Trump declared “both parties should be able to unite for a great rebuilding of America’s crumbling infrastructure,” a remark that was met mostly with shrugs.
Senators said while there’s support for rebuilding roads, bridges and other infrastructure, there’s far from any consensus on how to pay for it when the Congressional Budget Office projects that the federal deficit will grow to $897 billion in 2019.
“I think it’s obvious that a lot of our infrastructure is crumbling and needs repairs, but how do you fund it when you’re spending on other things as well?" said Sen. Ron Johnson (R-Wis.). "If you’re ever going to borrow money for something it should be for a capital good, but when you’re borrowing so much money … it makes it pretty challenging.”
Rebuilding the nation’s infrastructure was a pillar of Trump’s 2016 presidential campaign, and one that he highlighted early in his term, saying Democrats and the White House could work together on the issue.
But optimism for a striking a grand deal is rapidly fading.
Sen. Joe Manchin (W.Va.), a centrist Democrat from a state Trump won overwhelmingly in 2016, said the president needs to offer a viable proposal to pay for an infrastructure package.
“I didn’t see the money. I’d love to. I think everyone wants to do one. Everyone knows we need one but I didn’t see no money. How is it funded? Funding is the problem there,” he said.
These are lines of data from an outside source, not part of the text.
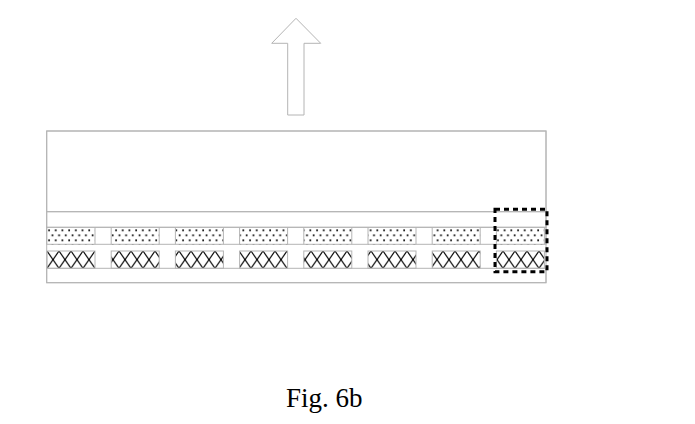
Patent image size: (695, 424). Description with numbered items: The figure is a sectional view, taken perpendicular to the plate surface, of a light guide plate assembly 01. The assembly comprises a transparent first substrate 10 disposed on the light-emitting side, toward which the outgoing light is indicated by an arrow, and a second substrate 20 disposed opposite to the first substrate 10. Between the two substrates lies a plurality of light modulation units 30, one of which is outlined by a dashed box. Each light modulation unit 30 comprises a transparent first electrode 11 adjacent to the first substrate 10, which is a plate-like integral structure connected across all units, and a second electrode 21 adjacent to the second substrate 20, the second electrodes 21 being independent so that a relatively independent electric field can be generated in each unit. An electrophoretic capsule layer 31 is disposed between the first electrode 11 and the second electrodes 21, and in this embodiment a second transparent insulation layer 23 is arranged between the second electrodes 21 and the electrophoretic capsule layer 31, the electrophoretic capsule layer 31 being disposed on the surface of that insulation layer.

The light guide plate assembly 01 is at (59, 45).
The first substrate 10 is at (528, 170).
The first electrode 11 is at (528, 218).
The electrophoretic capsule layer 31 is at (528, 235).
The second electrode 21 is at (536, 255).
The second transparent insulation layer 23 is at (297, 260).
The second substrate 20 is at (528, 273).
The light modulation unit 30 is at (494, 270).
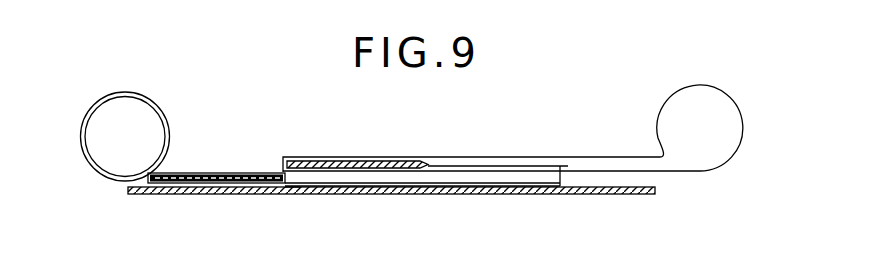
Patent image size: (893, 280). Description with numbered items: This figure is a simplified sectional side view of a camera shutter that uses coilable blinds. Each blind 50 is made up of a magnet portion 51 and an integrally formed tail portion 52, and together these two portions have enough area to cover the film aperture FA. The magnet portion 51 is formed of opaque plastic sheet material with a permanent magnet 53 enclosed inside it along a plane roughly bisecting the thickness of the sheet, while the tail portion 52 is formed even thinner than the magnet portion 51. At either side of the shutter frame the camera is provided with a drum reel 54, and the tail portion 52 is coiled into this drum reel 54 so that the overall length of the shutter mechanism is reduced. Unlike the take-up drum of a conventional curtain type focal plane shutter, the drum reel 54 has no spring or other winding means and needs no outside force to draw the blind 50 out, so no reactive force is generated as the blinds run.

Sen. Doug Jones (Ala.), another Democratic centrist, called the lack of consensus on how to pay for infrastructure "a problem."
"The goal of an infrastructure [package] is as bipartisan as they come, but the problem that we got now is how to pay for it," he said, adding that the 2017 GOP tax law and growing deficits make it "kind of tough, especially when you're asking for more money for the military and all the nondefense funding."
He said "perhaps there's a way" to move smaller "strategic" projects through Congress.
Senate Appropriations Committee Chairman Richard Shelby (R-Ala.) said it’s up to the House Ways and Means Committee to get the ball rolling, since revenue-raising measures are supposed to originate in the lower chamber.
“Infrastructure is money,” he said. “You’re talking about more money. When you talk about infrastructure, you’re talking about more gas tax, realistically."
Trump told lawmakers on Tuesday night that taking no action on infrastructure “is not an option.”
“I am eager to work with you on legislation to deliver new and important infrastructure investment, including investments in the cutting edge industries of the future,” he said. "This is a necessity.”
Sen. Rob Portman (R-Ohio), a member of the Senate Finance Committee, said Congress could move a smaller-scale proposal such as a bipartisan bill to address the National Park Service maintenance backlog, a measure that the Senate Energy and Natural Resources Committee advanced during the previous Congress.
“It’s a $6 billion infrastructure bill. It’s not everything that people want, but I always thought it could be part of the broader infrastructure bill where you use tax incentives like the private activity bonds we retained in the tax bill to leverage federal dollars,” he said.
Portman said it would be funded by offshore oil and gas revenues, adding that he has talked with Senate Majority Leader Mitch McConnell (R-Ky.) about putting the legislation on the floor schedule.